From a routine study of the life span of human skin cells, a University of Wisconsin-Madison research project gave rise to an astonishing accident: A line of skin cells that simply wouldn’t die.
The research team witnessed a rare “spontaneous mutation” when a small cluster of cells in a petri dish continued to actively divide. The amazed scientists continued to grow this unique cell line over the course of a year without the cells showing any signs of slowing down.
Today, this laboratory anomaly has proven to be more than skin deep. The effort has grown into a patented product, a full-fledged commercial venture and a series of new medical research pursuits.
A new UW-Madison spin-off company called Stratatech, housed at University Research Park in Madison, is actively pursuing a number of markets for its patented “immortal human skin,” including the prospect of much-needed tools for treatment of severe burn patients.
“There are a lot of opportunities dovetailing out of this single basic discovery that are very exciting,” says Lynn Allen-Hoffmann, a professor of pathology in the UW-Madison Medical School and managing director of Stratatech.
“It would be a career dream come true to develop some kind of off-the-shelf product that would be available to doctors,” she adds.
Clinical applications are several years away, but the company recently received promising news: Its first animal tests confirmed that the novel skin will cover and heal superficial wounds. Most importantly, Allen-Hoffmann says the cells grow into distinct stratified layers to become essentially no different from normal skin.
“That was the really big finding in all this, the critical piece of information we needed to prove,” she says. “These cells proved to be incredibly normal.”

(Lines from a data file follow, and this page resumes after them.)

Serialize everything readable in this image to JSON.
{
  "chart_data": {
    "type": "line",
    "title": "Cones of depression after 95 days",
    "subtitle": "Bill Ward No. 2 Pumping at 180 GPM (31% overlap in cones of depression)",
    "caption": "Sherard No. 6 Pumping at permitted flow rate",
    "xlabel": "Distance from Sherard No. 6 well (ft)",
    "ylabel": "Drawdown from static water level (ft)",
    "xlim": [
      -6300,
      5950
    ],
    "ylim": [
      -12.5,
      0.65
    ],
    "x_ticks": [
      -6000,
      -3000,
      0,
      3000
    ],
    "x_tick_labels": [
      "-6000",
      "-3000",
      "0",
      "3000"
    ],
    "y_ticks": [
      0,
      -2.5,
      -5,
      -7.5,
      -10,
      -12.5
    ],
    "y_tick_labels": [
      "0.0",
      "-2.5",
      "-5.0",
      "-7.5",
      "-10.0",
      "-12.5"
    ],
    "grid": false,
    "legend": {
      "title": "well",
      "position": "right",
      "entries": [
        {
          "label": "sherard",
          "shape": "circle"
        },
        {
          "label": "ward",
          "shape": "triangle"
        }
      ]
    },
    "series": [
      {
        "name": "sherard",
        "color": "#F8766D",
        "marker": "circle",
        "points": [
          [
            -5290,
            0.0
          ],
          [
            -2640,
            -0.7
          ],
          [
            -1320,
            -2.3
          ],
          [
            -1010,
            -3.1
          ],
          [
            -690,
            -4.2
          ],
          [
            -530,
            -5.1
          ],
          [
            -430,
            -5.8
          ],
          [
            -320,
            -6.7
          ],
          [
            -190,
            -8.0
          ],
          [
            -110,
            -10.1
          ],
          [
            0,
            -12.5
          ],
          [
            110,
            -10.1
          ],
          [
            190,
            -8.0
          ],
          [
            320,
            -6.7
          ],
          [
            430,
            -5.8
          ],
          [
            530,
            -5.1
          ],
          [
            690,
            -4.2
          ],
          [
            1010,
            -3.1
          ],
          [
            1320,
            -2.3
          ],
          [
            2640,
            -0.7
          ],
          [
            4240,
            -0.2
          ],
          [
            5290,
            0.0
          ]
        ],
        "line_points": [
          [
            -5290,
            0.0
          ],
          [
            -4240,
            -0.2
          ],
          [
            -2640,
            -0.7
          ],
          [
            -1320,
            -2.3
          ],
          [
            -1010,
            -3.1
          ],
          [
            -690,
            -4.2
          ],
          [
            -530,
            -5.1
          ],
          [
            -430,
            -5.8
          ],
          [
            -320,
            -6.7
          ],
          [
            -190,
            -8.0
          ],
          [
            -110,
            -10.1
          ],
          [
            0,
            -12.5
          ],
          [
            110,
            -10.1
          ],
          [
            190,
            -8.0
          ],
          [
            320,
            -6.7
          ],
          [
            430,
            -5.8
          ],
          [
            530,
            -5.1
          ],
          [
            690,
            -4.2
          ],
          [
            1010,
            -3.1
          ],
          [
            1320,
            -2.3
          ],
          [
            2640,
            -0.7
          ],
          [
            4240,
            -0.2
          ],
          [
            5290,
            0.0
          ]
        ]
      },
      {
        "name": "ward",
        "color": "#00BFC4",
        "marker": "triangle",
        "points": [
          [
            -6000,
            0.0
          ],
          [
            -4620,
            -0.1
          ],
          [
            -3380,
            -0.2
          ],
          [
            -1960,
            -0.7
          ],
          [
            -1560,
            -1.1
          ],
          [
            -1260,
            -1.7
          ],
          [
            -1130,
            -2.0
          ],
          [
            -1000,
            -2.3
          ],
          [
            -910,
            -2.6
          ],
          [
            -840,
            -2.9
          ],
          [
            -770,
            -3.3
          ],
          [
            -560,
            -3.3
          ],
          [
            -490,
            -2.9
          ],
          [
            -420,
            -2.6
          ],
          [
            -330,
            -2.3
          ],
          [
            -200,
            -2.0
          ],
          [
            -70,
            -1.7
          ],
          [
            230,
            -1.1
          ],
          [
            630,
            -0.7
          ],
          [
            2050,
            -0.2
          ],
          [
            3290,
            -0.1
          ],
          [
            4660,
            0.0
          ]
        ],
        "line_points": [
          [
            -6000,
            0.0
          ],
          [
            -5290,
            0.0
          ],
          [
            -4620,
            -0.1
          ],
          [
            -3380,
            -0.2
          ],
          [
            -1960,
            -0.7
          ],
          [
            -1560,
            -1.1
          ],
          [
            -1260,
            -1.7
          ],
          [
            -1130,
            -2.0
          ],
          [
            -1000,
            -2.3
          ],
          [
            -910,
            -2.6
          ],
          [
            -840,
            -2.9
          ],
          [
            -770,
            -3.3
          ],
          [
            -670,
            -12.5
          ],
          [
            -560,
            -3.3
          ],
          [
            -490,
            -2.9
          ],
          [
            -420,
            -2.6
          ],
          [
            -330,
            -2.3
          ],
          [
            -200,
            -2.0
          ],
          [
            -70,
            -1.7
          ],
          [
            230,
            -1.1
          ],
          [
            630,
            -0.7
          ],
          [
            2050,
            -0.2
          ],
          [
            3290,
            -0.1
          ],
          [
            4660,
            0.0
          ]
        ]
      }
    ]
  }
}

The unique tissue is comprised entirely of keratinocyte cells, which make up the vast majority of human skin cells. Allen-Hoffmann says the cells can be genetically engineered to fit different medical or research needs.
Another very promising market for the cell line, called NIKS (for Near-diploid Immortalized Keratinocyte Skin), is in drug discovery. Allen-Hoffmann says scientists can engineer different diseases of human skin, such as cancers or viral infections, and be able to test drugs within that “normal” tissue environment. Allen-Hoffmann’s lab currently has studies under way using the NIKS cells to study skin cancer and effects of environmental toxicants such as dioxin.
But the technology’s value to burn medicine may be most dramatic. That point was driven home for Allen-Hoffmann when she was invited to observe a grafting procedure at UW Hospital on a man who suffered third-degree burns on the majority of his body.
The surgeon, Michael Schurr of the UW Hospital Burn Center, wanted to illustrate how current methods are woefully inadequate. “It was an absolute epiphany for me,” Allen-Hoffmann says. “I saw what little was available to him in terms of how he treats a patient like this. It was very humbling.”
Schurr is an advisor to Stratatech and is also collaborating with Allen-Hoffmann on ongoing medical research projects. The need for burn treatment alternatives is acute, with more than 13,000 burn hospitalizations each year requiring extensive skin grafting.
A key milestone remains in proving the tissue would not be rejected by human patients, she says.
Stratatech has plans to move quickly toward possible medical uses, with clinical trials and work with regulatory agencies leading to initial human trials by 2002. Allen-Hoffmann says a number of basic research projects at UW-Madison and elsewhere also are likely to capitalize on this newfound ability to develop realistic models of human skin disease.
Allen-Hoffmann notes that what exactly happened to create these cells remains shrouded in mystery. They arose from a 1996 project in which her research team was studying aging of human skin. The skin used for the experiment was from discarded foreskin from a circumcision. Lab manager Sandy Schlosser, co-discoverer of the NIKS cells, noticed tiny cluster of cells emerged in a petri dish of dead skin cells and ultimately “wound-healed” across the entire dish.
The researchers know how these cells differ genetically, in that they have a duplication of one section of the long arm of chromosome eight. Beyond that, they are remarkably similar to the parent cells. But the group tried to regenerate the same cell line in experiments and were unable to do so.
Allen-Hoffman says these types of mutations are one in a million in science. There are only four other documented examples of “immortal” cells developing out of laboratory work, and all of those cases have caveats that limit their usefulness.